Betrüger erbeuteten mit Textnachrichten mehrere tausend Euro von einer Seniorin. Die Polizei Rhein-Erft-Kreis warnt vor dieser Betrugsmasche.

Der Polizei liegt eine Anzeige vor, in der eine 72-Jährige aus Kerpen-Balkhausen einen Betrug mittels Messenger-Dienst anzeigte. Die Seniorin erhielt am Mittwoch (03. März) um 21.40 Uhr an ihrer Wohnanschrift in der Heerstraße von Unbekannten eine Whats App – Nachricht und überwies zwei hohe Geldsummen. Die Polizei rät: Wenn vermeintliche Kontakte Sie um einen Gefallen bitten, zum Beispiel um Geld oder andere finanzielle Leistungen, bleiben Sie skeptisch, überprüfen Sie deren Identität, indem Sie um eine Sprachnachricht bitten oder einfach anrufen.

In der Textnachricht habe sich eine unbekannte Person als ihre Tochter ausgegeben und ihr erklärt, dass sie eine neue Telefonnummer habe. Die vermeintliche Tochter habe die 72-Jährige darum gebeten, zwei Überweisungen auf jeweils zwei verschiedene Konten zu tätigen. Der Aufforderung kam die Geschädigte nach und überwies das Geld. Die angegebenen Kontoinhaber kamen ihr nicht bekannt vor. Im Laufe des Abends sei die Geschädigte misstrauisch geworden und kontaktierte ihre Tochter per Festnetzanschluss. Die Tochter habe angegeben, keine neue Handytelefonnummer zu haben und nichts von den Überweisungen zu wissen. Daraufhin habe die Geschädigte die Polizei verständigt.

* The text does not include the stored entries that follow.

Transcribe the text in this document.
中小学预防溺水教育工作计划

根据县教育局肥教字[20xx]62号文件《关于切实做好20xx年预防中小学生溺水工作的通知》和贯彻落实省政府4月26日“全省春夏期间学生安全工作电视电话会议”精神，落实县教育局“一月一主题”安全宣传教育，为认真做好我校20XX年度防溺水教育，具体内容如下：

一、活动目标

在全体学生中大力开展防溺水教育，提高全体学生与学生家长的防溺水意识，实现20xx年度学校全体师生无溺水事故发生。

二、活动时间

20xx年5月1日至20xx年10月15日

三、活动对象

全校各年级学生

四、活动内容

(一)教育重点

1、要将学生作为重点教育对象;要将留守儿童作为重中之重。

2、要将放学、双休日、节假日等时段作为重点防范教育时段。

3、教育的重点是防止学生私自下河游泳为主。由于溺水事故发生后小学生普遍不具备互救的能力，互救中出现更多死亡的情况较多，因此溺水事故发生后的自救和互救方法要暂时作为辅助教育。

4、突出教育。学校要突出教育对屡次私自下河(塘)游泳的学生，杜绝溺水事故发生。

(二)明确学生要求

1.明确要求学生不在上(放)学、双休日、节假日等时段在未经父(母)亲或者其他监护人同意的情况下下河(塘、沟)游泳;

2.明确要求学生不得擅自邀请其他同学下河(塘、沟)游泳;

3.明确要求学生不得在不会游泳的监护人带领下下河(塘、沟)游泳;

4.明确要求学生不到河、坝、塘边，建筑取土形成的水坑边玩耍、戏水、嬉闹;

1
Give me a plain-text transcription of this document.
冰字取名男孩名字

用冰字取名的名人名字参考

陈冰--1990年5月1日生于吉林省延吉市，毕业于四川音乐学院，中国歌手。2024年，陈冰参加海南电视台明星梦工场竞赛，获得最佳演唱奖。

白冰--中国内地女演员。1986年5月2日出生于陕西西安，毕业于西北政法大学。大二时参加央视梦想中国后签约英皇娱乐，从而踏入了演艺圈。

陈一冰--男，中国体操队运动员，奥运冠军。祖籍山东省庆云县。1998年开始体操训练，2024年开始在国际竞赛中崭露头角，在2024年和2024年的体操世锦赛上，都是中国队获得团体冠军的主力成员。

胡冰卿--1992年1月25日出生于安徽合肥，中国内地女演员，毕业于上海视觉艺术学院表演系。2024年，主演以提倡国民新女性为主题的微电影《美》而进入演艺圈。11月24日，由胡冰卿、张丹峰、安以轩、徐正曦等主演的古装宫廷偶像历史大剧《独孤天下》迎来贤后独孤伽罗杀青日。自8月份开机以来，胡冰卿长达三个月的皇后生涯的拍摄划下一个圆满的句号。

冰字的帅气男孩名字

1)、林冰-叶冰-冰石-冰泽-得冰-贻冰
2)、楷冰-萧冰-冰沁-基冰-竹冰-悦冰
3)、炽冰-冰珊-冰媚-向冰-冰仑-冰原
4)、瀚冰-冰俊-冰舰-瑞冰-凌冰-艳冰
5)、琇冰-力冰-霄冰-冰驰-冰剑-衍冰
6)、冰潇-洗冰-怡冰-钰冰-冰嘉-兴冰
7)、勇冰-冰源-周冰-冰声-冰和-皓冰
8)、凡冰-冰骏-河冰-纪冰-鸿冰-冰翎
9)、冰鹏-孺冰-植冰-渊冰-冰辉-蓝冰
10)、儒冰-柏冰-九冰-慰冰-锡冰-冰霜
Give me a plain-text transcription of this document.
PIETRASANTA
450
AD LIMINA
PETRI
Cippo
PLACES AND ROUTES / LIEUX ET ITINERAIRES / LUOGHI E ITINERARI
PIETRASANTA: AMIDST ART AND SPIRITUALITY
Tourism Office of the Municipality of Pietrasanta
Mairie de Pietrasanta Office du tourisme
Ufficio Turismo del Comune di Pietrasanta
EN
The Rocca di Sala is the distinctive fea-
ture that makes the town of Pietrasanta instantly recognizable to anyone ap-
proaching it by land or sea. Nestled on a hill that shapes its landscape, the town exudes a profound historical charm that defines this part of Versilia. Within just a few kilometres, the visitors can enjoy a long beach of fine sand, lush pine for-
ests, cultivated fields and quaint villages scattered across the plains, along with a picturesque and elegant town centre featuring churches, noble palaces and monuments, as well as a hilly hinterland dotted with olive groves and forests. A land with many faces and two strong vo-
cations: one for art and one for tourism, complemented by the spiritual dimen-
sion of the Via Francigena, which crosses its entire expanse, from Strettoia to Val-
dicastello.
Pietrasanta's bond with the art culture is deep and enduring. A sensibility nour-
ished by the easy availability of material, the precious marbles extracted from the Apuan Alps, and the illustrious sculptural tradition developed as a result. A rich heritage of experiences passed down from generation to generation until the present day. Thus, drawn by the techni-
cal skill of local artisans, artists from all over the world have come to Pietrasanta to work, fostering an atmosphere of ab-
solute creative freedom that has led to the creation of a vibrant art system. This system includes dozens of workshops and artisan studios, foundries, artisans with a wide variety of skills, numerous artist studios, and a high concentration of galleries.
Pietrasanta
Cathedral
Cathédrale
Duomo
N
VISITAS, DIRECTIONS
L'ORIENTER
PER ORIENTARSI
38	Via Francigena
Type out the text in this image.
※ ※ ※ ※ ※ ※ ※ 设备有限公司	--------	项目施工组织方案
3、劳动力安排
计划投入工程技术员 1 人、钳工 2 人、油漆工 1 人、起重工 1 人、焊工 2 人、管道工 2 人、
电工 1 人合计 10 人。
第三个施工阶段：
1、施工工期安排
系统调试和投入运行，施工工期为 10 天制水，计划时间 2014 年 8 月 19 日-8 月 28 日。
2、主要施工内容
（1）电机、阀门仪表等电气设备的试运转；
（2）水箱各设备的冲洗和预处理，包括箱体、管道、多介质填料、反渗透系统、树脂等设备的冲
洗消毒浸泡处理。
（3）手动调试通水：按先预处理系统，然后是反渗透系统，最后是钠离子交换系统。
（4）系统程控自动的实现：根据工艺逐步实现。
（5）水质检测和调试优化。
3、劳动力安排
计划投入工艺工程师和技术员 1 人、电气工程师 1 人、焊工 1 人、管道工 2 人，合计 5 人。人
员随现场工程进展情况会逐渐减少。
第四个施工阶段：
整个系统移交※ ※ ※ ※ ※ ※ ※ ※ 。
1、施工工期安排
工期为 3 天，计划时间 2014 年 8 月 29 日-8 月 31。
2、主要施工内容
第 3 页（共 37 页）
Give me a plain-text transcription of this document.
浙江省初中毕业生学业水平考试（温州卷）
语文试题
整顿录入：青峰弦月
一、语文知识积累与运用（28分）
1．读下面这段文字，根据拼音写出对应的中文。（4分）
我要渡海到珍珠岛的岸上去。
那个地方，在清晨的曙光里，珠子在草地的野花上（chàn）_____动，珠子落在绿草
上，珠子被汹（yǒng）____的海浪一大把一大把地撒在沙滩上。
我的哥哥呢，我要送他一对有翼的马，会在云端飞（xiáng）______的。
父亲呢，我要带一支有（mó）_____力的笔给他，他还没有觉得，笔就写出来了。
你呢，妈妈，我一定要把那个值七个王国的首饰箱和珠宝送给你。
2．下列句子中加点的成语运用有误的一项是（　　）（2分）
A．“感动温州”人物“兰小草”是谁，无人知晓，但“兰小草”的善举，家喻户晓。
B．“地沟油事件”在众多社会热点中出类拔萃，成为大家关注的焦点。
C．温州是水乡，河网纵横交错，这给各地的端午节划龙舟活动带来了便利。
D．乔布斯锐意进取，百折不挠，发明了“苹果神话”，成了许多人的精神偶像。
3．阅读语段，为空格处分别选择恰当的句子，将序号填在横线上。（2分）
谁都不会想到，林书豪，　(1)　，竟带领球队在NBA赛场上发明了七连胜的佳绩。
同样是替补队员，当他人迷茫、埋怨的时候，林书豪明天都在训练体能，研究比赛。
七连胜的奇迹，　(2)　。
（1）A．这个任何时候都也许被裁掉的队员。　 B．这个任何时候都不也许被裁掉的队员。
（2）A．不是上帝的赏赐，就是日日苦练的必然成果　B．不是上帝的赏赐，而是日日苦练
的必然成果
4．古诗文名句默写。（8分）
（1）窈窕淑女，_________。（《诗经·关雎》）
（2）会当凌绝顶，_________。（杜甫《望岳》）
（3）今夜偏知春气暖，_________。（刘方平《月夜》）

Solche Betrugsmaschen richten sich besonders an ältere Menschen, denn der „Enkeltrick“ findet heute nicht mehr nur am Telefon oder vor der Haustür statt, sondern auch in Messenger-Diensten. Angesichts zunehmender Betrugsfälle über Messenger-Dienste, wie beispielsweise WhatsApp, und einer wachsenden Anzahl von Betrugsmaschen können alle Altersgruppen einfache Maßnahmen ergreifen, um sich zu schützen. Informationen hierüber finden Interessierte im Internet unter: https://url.nrw/Polizei-Beratung_whatsapp.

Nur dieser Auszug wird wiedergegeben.